Grossaufträge gewinnen

Vertriebsprojekte, bei denen es darum geht, Grossaufträge an Land zu ziehen, müssen strategisch und taktisch klug gemanagt werden, damit die gewünschten "Deals" zustande kommen. Einige Tipps, wie dies gelingt.

1. Den Erfolg managen! Man will den Auftrag. Also gilt es, die Kaufentscheidung des Kunden zu den eigenen Gunsten zu beeinflussen. Hierfür muss man wissen: Wer ist an der Entscheidung beteiligt? Nach welchen Kriterien wird entschieden? Und: Wann und wie wird entschieden?

2. Beziehungsnetz knüpfen! Beeinflussen kann man die Kaufentscheidung des Kunden nur, indem man mit ihm kommuniziert. Es gilt also, möglichst viele persönliche Drähte zwischen dem eigenen Selling Center und dem Buying Center des Kunden zu flechten; ein gezieltes Customer Rela­tionship Management zu betreiben.

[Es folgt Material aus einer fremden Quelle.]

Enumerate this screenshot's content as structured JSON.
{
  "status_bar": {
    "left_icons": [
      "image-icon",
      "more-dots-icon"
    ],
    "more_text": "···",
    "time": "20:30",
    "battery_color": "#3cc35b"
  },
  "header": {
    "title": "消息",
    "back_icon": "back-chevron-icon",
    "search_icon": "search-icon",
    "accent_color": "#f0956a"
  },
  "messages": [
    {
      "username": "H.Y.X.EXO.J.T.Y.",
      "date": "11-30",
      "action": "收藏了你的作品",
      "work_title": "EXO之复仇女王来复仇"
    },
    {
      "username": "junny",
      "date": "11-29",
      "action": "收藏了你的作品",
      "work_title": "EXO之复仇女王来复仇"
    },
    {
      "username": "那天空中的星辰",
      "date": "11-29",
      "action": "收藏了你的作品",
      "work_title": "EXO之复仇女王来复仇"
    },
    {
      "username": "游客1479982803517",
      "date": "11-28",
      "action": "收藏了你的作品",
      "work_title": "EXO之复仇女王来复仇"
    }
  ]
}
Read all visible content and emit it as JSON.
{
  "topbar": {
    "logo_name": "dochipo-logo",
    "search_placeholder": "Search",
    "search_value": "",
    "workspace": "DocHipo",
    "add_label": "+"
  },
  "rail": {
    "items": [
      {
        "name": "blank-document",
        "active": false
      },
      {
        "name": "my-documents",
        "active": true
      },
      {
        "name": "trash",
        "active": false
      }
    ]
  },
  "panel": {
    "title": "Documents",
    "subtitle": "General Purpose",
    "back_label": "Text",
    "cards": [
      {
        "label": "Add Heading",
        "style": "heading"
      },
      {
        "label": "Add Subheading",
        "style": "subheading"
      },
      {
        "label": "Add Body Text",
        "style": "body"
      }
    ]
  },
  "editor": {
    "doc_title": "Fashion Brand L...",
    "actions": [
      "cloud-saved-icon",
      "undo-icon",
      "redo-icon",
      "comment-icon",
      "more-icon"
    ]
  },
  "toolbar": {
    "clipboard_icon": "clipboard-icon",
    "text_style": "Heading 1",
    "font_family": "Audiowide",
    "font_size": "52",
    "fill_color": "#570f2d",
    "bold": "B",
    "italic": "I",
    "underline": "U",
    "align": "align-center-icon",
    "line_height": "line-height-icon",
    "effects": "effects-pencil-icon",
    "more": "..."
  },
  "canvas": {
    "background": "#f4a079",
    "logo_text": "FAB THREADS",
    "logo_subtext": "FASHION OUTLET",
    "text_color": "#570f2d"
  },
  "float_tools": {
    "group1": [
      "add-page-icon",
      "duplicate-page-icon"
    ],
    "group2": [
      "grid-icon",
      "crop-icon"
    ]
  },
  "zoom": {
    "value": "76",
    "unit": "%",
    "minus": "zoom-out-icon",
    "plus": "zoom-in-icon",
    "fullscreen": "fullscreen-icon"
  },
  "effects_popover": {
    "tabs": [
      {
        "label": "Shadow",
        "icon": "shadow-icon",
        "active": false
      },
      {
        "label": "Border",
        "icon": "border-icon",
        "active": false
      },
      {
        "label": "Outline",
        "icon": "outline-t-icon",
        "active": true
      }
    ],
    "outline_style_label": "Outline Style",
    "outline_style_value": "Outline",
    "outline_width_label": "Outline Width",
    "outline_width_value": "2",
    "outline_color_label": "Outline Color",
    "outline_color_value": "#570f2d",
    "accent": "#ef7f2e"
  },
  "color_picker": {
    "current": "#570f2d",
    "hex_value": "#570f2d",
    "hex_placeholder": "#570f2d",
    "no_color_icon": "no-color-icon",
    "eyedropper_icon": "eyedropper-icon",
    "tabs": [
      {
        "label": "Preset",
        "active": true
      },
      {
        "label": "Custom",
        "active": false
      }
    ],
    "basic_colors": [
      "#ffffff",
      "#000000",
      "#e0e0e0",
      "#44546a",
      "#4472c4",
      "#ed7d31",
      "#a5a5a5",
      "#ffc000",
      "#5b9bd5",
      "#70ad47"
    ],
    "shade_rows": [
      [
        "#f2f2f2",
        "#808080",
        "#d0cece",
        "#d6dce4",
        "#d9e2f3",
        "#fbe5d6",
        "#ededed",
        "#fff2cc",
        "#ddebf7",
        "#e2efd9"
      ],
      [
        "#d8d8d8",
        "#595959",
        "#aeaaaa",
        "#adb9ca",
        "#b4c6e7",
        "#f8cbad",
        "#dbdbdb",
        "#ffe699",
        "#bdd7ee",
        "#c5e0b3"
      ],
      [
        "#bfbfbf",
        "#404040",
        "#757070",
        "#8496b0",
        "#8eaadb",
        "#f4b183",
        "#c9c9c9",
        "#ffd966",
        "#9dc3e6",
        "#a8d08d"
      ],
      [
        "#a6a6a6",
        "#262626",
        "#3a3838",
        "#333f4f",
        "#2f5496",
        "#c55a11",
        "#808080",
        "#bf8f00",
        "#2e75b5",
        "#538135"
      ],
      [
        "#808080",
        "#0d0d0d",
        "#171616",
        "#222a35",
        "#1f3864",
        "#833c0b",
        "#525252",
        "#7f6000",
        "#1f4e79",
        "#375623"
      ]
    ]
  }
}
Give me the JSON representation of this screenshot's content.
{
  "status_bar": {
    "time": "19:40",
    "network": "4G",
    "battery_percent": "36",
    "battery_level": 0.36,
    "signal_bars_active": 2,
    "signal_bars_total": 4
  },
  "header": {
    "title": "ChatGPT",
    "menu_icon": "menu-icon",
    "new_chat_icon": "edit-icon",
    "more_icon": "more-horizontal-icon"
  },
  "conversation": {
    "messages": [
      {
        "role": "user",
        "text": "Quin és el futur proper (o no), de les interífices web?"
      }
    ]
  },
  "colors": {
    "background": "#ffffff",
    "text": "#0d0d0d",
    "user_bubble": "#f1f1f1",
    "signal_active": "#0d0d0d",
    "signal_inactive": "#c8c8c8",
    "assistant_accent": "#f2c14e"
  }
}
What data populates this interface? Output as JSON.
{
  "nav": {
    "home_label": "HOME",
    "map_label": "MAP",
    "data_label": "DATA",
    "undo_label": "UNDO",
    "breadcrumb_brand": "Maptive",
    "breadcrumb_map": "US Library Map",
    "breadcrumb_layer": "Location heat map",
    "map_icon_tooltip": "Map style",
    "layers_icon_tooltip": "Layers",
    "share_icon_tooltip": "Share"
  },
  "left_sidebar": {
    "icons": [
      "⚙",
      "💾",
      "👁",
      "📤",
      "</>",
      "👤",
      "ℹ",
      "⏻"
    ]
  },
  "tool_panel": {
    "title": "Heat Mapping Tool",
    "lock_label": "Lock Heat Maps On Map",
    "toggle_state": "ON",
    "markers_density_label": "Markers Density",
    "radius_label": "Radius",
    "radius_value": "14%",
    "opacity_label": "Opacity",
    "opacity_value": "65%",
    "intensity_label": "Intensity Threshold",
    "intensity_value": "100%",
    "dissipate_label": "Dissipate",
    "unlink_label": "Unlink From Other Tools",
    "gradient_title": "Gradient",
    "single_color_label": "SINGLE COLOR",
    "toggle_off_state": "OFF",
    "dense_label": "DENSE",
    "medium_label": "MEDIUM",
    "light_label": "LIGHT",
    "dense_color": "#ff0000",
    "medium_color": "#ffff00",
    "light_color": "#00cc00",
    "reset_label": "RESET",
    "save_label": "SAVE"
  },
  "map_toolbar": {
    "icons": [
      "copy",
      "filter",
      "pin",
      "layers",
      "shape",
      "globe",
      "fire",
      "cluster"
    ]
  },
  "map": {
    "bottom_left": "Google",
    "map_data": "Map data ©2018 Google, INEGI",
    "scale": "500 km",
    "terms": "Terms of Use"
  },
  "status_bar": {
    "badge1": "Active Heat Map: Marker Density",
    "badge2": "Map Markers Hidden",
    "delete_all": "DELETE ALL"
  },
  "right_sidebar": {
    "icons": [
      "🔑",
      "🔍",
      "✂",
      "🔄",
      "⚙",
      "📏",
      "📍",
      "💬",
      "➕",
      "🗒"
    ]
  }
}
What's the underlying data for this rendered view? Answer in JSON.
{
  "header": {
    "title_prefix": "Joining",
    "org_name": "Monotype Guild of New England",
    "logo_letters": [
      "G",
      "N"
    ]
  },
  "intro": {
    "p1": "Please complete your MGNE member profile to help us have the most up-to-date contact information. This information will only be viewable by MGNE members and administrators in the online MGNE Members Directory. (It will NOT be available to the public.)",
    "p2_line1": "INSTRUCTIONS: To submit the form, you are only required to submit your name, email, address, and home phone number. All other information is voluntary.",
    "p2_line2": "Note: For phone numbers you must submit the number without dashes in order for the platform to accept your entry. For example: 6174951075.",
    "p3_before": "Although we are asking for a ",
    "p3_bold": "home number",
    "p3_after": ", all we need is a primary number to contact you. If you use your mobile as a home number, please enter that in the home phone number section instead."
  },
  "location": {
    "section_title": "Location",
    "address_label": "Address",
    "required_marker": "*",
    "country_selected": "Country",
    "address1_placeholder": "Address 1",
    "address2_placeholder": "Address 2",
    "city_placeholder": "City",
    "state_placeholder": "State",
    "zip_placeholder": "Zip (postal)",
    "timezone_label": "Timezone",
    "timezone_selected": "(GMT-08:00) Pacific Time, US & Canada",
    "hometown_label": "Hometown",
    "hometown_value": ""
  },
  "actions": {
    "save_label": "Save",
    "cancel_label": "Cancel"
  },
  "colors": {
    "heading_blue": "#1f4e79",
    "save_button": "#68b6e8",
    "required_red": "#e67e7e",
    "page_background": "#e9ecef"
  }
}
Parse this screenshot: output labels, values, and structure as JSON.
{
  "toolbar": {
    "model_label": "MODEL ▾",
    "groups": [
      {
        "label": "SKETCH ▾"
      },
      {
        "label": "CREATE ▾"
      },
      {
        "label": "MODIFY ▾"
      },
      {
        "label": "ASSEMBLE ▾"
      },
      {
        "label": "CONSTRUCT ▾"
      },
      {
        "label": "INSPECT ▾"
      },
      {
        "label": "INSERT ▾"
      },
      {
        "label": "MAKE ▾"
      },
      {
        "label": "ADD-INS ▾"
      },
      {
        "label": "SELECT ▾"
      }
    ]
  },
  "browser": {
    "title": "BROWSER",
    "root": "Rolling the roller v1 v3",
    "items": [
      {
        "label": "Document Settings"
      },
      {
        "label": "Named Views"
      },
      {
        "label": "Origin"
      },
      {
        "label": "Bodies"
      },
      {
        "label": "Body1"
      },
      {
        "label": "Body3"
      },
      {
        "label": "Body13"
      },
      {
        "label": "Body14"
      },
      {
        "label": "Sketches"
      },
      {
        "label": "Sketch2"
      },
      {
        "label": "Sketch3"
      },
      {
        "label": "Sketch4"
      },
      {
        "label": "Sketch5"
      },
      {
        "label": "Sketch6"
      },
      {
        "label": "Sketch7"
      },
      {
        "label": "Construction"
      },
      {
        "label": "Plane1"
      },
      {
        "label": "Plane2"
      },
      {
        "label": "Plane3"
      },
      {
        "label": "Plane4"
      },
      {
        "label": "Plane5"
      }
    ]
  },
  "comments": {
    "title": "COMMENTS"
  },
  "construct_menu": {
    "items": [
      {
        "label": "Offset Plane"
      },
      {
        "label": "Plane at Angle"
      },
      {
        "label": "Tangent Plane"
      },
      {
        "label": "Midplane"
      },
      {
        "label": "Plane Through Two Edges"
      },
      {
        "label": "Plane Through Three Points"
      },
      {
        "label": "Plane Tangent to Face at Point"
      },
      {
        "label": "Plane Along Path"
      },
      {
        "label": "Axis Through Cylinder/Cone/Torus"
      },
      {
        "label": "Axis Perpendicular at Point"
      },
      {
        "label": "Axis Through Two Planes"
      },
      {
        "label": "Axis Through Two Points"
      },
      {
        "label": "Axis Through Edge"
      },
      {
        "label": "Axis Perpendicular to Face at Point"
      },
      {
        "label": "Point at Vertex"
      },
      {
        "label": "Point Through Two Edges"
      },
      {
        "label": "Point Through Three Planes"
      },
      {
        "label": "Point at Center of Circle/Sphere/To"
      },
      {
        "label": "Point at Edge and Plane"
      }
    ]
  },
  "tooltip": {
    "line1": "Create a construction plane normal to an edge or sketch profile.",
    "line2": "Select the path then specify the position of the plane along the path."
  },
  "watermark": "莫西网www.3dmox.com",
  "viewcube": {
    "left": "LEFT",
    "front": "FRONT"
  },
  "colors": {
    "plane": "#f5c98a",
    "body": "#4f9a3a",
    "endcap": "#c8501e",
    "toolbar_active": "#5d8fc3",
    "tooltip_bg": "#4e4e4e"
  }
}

3. Vertrauen und Sympathie aufbauen! Die in Big Deals vereinbarten Lösungen sind meist massgeschneidert. Deshalb kann der Kunde ihre Qualität vor der Auftragserteilung nur bedingt prüfen. Er muss darauf vertrauen, dass der Lieferant die Lösung wie versprochen realisiert. Es gilt, dem Kunden die nötige Entscheidungssicherheit zu vermitteln, indem man ihm die Chance bietet, sich mit der eigenen Organisation vertraut zu machen (zum Beispiel durch gemeinsame Referenzkundenbesuche, Zusammenarbeit in Spezifikations-Workshops).

4. Sich als der bessere Partner verkaufen! "Mache Deinen Kunden erfolgreich!" An dieser Maxime sollte sich das Handeln orientieren. Hierfür muss man den Kunden und seine Bedürfnisse kennen und verstehen. Man muss sich umfassend über ihn informieren – nicht nur im Internet, sondern auch, indem man mit Kooperationspartnern von ihm spricht. Auch in den Gesprächen mit dem Buying Center kann man viele Infos sammeln: Wer sind die Kunden des ­Kunden? Wie tickt sein Markt? Womit glaubt er, künftig erfolgreich zu sein? Woran misst er den Erfolg?
5. Entscheidungskriterien beeinflussen! Der Kunde sucht eine Lösung für eine Herausforderung. An diese stellt er vielfältige Anforderungen:
• technische,
• ablauforganisatorische,
• sozial-menschliche und
• kaufmännisch-wirtschaftliche.
Oft ist dem Kunden die Vielschichtigkeit seiner Anforderungen nicht bewusst. Trotzdem soll diese erkundet werden. Und ihm (sofern verkaufsstrategisch sinnvoll) klargemacht werden. Denn dann ist die Klaviatur grösser, auf der man spielen kann, um das Ziel zu erreichen.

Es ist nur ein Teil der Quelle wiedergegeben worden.